Safety recommendations
Working through the International Commission for the Protection of the Rhine (ICPR) UBA advanced the idea of increasing safety levels at installations by also improving the safety of individual key functional units (storage, handling, pipelines, etc.). In the following years technical safety recommendations for action were formulated for ten functional units, which the ICPR also recommended be implemented in the Member States.
By 1999 accident-related water pollution in the Rhine river basin had declined by over 99% compared to the levels which were common in the 1970s and 1980s.
These successful approaches were transferred to the newly founded International Commission for the Protection of the Elbe (IKSE) in the early 1990s, then to the International Commission for the Protection of the Danube River (ICPDR) at the end of the 1990s, and the International Commission for the Protection of the Oder at the beginning of the millennium, and to the UNECE. In the meantime more than 30 international harmonised guides have been developed for various relevant functional areas, industries or specialised sectors of industry.
A further area of focus for UBA in recent years has been its collaboration on the UNECE Convention on Industrial Accidents and UNECE Water Convention. A Joint Expert Group to the two conventions, with central coordination by UBA, developed safety guidelines for "Pipeline Safety" (2006/7), for "Tailings Management Facilities" (2008/9) and Oil-Terminals”. The guidelines were approved by all UNECE member states. Following the 2010 red sludge accident in Hungary, the authorities in Hungary are revising the inspection guidelines based specifically on this Safety Guideline for Tailing Management Facilities (TMFs).
In the framework of Advisory Assistance Programmes in Ukraine, Armenia, Georgia and Kyrgyzstan in 2013-2022, a methodology for assessing TMFs was developed and checklists on this topic were created.
Also, an UBA advising assistance programme for transboundary risk management in the Danube delta jointly developed a safety guideline for oil terminals with the UNECE. And recently we`ve set up an international expert group under the auspices of the UNECE JEG, to develop safety guidelines for fire-water management and retention. The central measure which was still an outstanding dept as a consequence of the “Sandoz” accident in 1986.
Checklists
Although the safety guidelines provide for a basic level of facility safety, the implementing authorities are still confronted with the problem of which real measures to apply to ensure this safety. This is why the German Environment Agency (UBA) started in 2000 to elaborate on the safety recommendations/guidelines and draw up checklists which - combined with a catalogue of measures - enable a concrete strategy for the implementation of the required safety level.

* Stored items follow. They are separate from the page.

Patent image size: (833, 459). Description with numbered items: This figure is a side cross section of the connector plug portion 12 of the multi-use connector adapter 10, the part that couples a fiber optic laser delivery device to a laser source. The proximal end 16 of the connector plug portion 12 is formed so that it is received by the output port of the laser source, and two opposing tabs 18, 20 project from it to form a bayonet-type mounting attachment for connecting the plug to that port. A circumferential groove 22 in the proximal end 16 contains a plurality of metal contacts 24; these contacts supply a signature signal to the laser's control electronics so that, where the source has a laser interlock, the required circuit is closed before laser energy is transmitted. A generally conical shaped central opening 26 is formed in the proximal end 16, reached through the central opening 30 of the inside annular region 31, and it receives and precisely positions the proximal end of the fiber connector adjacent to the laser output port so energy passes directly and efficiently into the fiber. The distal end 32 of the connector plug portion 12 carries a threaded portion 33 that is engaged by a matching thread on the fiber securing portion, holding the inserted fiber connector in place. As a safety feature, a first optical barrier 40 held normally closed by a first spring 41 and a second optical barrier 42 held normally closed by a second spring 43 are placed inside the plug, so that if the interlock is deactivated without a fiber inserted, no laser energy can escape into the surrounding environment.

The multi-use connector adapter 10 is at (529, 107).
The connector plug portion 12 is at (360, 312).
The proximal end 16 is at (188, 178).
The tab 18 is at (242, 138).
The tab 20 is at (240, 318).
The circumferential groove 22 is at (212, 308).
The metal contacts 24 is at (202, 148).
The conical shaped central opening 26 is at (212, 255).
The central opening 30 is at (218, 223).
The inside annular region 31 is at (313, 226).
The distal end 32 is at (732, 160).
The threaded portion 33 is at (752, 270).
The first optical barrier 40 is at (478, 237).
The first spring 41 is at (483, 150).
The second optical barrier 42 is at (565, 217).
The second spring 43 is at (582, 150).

Checklists also provide an excellent basis for training programme instruction for inspectors. Such advisory assistance projects make it possible to provide a systematic overview of the safety concept, offering a uniform benchmark and helpful recommendations for potential clean-up action to countries within the UNECE region and all the way to China.
These checklists are now being further developed by China's Emergency Response Center in collaboration with Tsinghua University and the Environmental Monitoring Station of Jilin. The German checklist was taken as a starting point as was the classification of hazardous chemicals. In addition to water pollution, the Chinese checklist has taken up air pollution.